Britain's Guardian newspaper quoted presidential adviser Ghazi Salahuddin Atabani as saying Sudan may allow AU troops to remain in Darfur past the deadline with more help from the West.

It is likely we will arrive at an extension of the African Union mandate when the ministers meet in New York. There seems to be a common interest. It will give time for all sides to find a way out of this, Atabani said.

Atabani said Sudan wanted to explore what it called African Union Plus, whereby AU peacekeepers remain in Darfur but get help in the form of helicopters and surveillance technology from Western states.

The 7,000 under-funded and badly equipped AU troops have failed to stop the violence that has killed an estimated 200,000 people and created one of the world's worst humanitarian crises.

The United Nations wants to take control of the mission with 20,000 U.N. peacekeepers who would more aggressively enforce the oft-violated ceasefire in the region.

But Bashir, as recently as Saturday, said under no circumstances would he allow the U.N. troops into Darfur.

Bashir has likened a U.N. presence to an invasion force bent on regime change in Khartoum.

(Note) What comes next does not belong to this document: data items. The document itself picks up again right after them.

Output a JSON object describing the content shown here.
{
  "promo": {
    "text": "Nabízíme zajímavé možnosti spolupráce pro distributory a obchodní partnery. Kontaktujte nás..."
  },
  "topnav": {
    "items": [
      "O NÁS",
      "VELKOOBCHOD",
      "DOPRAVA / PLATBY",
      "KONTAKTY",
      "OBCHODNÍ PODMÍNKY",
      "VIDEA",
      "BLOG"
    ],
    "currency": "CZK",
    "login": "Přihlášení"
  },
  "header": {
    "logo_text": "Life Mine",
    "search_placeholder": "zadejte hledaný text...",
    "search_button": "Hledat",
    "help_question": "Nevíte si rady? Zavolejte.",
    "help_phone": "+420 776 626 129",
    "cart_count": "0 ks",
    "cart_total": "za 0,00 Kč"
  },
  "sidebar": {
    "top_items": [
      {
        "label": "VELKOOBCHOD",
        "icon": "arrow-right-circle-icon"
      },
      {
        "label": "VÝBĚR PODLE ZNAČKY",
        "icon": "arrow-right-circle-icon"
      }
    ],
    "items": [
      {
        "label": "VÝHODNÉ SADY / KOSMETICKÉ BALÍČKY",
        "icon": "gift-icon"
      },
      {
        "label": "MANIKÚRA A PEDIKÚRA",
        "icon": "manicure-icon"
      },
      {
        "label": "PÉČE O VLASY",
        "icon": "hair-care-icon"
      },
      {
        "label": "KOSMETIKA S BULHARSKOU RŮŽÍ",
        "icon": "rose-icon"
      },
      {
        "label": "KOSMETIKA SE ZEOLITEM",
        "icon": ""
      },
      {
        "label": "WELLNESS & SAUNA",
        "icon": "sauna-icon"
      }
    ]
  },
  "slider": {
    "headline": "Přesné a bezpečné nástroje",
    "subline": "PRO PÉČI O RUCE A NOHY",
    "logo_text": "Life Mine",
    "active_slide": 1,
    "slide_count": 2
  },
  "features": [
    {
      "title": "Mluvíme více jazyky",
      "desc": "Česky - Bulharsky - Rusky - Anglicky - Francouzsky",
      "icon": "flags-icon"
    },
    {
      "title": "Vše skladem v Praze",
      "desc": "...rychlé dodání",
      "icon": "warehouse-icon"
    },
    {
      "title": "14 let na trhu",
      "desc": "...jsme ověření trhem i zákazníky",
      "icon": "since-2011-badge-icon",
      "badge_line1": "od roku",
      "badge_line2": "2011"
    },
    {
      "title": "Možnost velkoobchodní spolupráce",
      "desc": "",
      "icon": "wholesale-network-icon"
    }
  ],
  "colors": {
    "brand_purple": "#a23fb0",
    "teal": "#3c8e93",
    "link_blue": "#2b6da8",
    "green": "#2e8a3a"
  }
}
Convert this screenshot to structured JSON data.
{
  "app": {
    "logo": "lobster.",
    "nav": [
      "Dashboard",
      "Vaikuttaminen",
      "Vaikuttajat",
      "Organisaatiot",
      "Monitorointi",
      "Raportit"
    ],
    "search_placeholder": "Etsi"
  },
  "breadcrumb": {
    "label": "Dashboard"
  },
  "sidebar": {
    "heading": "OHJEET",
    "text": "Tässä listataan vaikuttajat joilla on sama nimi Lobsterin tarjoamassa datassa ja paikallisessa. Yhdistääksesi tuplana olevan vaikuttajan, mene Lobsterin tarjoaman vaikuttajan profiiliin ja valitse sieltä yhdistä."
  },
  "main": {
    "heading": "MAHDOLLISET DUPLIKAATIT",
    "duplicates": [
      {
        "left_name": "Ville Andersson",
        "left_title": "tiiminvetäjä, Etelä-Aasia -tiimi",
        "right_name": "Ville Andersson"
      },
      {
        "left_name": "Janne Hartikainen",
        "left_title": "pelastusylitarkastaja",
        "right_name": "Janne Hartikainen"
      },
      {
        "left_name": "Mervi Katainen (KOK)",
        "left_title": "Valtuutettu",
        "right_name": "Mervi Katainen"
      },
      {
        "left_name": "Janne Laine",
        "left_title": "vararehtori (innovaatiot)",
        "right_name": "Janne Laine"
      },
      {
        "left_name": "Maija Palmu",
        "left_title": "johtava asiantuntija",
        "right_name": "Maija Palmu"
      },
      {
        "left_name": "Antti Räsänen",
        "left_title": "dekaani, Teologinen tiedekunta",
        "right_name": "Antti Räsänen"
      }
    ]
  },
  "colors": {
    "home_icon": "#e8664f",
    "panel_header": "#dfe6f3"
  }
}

Analysts say the government might also be concerned U.N. troops could arrest suspects eventually named in war crimes warrants issued by the International Criminal Court.

Sudanese state media said Bashir arrived in New York on Monday and would address the AU meeting over Darfur.

SUNA, quoting Sudan's ambassador to the United Nations Abdel-Mahmoud Abdel-Halim, said Bashir would also address the U.N. General Assembly but did not say when.

FUNDING, NOT TROOPS

Years of fighting in Darfur have forced more than 2 million people from their homes and into overcrowded refugee camps with little prospect of returning to the life they once knew.

Darfur villages and fields have been decimated since mostly non-Arab rebels took up arms against the government in February 2003 to protest what they called marginalisation and neglect by leaders in Khartoum.

Sudan's finance minister said in Singapore on Monday that money earmarked by the United Nations for peacekeepers would be better spent on development in Darfur.

People have focused on bringing the peacekeepers to Darfur, when we think what Darfur needs is not peacekeepers. ... What Darfur needs most is resources for water, resources for schools, for hospitals, Sudanese Finance Minister Lual Deng said.

These resources, if they could be used in order to develop Darfur, it would be much better, he told a news conference at the International Monetary Fund-World Bank meetings.

Deng said the government was jointly assessing Darfur's needs with the World Bank, the United Nations and the African Development Bank.

On Sunday, peace activists around the world staged a day of action to highlight the conflict in Darfur, which Washington has labelled as a genocide. The Sudanese government denies that.

A peace deal signed in May between one rebel faction and the government offered a glimmer of hope that the fighting might end but since then violence in Darfur has actually increased.

Aid workers say they have less access than at any time since the conflict began.

U.N. Secretary-General Kofi Annan warned last week of yet more death and suffering, perhaps on a catastrophic scale if the government in Khartoum does not allow international peacekeepers into the region.